5.      Keynesianism insofar as it was adopted seems to have had an achilles heel, a propensity to generate inflation. Keynes discerned this rightly as a political problem, but one which seemingly proved insoluble in conditions of full employment. Why?

6.      Why was there a renewed interest in planning in the early 1960s and to what extent was it associated with the decision to seek entry into the EEC (hitherto unthinkable)?

7.      Following on from that, why was the corporatist experiment abandoned, only to be briefly revived in 1972-74?

8.      Was there a crisis of governance in the 1970s and if there was, to what extent was it the result of factors external to this country and to what extent the result of the growth of a rather anarchic version of trade union power?

9.      Was the Thatcherite response simply a reaction to what had gone before or was there rather more to it? To what extent was it an ideologically driven project or is it best seen as a form of statecraft?

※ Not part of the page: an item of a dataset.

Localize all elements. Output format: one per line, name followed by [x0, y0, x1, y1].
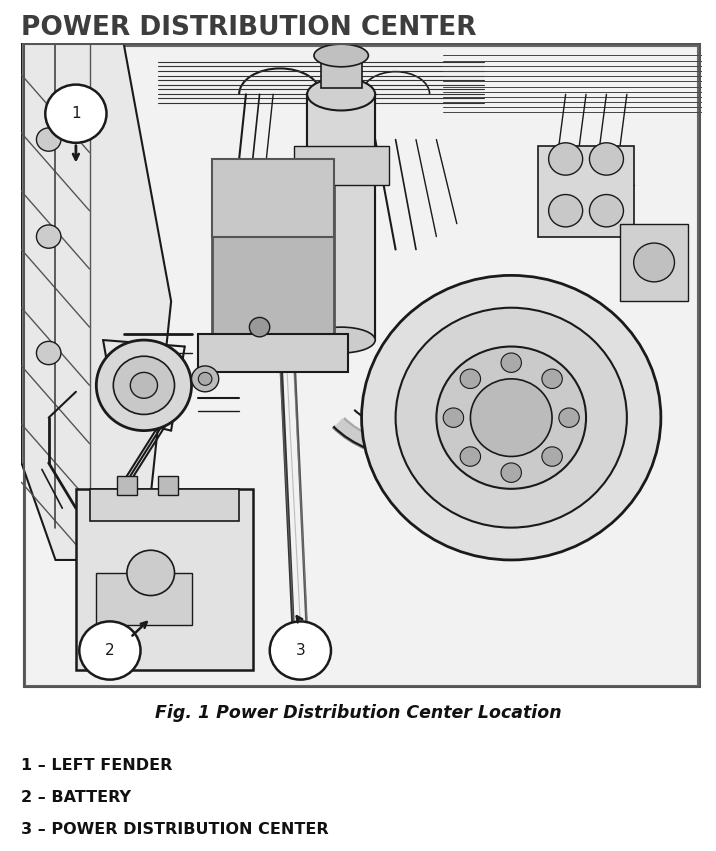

10.  Should Thatcherism be seen as an entity or an evolving project adapting itself over time to a changing environment?

11.  Was a different agenda set in the 1990s?

12.  To what extent did a fresh consensus evolve in the 1990s? If there was such a consensus, should it be seen as a natural development of Thatcherism or is a new project in train?

It should follow from this that I see parties, their ideologies and programmes as major change agents although they operate always within an institutional framework (I use the term in the broadest sense Cf, Peter Hall) which is slow to shift and which affords both opportunities and constraints to political actors.

Therefore my periodisation of the last sixty years tends to take more account of the alternation of parties in office, but would not consist entirely. Broadly

1.      1940-45. The war years which confirmed notions of an active state (arguably this was a product of the 1930s) and established the possibility of what might be described as a Keynesian welfare state.

2.      1945-51. The Attlee Governments which take some of these ideas forward, but within a very different framework. Planning and Controls.

3.      1951-60. The reaction against socialism, moves back to economic liberalism, amrred by increasing concern for sterling and a series of crises, which produce what the Opposition damn as stop-go policies. Internecine disputes in the Labour party.

4.      1961-70. An attempt to pursue sustained growth through the adoption of French-style indicative planning and the involvement of unions and business in a corporatist structure. The attempt at sustained growth is bedevilled and destroyed by a succession of sterling crises. The attempt to restrain wages through an incomes policy ends with an attempt to modify the whole pattern of industrial relations in the UK.

5.      1970-74. An attempt to follow a much more economically liberal set of policies, accompanied by a further attempt to legislate for a more responsible unionism ends in a sharp reversal of course, the imposition of a prices and incomes policy and a major industrial relations crisis.

6.      1974-79. Although beset by crises, both external and internal, and rather hesitant in action, the Labour Government nevertheless secured co-operation from the unions in a voluntary incomes policy, but the successful economic recovery, which was engineered on the back of that policy led not to victory but defeat in face of renewed strife with the unions.

7.      1979-82. The years in which Mrs Thatcher mastered her Cabinet and party and inaugurated the privatisation programme, sale of council houses etc. Also the years in which monetarism is pursued and in which the Lady shows she's not for turning. Mrs Thatcher is helped greatly by Labour's sharp turn to the Left and split.

8.      1982-7. Apart from the defeat of the unions, more a period of consolidation and a shift to more pragmatic economic policies. The Labour Opposition beat off the challenge of the Alliance.

9.      1987-92. Late Thatcherism, more radical and more coherent programmes of reform and virtual completion of the privatisation programme. The gradual adaptation of the Labour party ends in failure.

10.  1992-97. The Conservative party destroys its reputation for economic competence and, faced with the challenge of greater European integration, breaks into warring factions. New Labour emerges to win the 1997 election.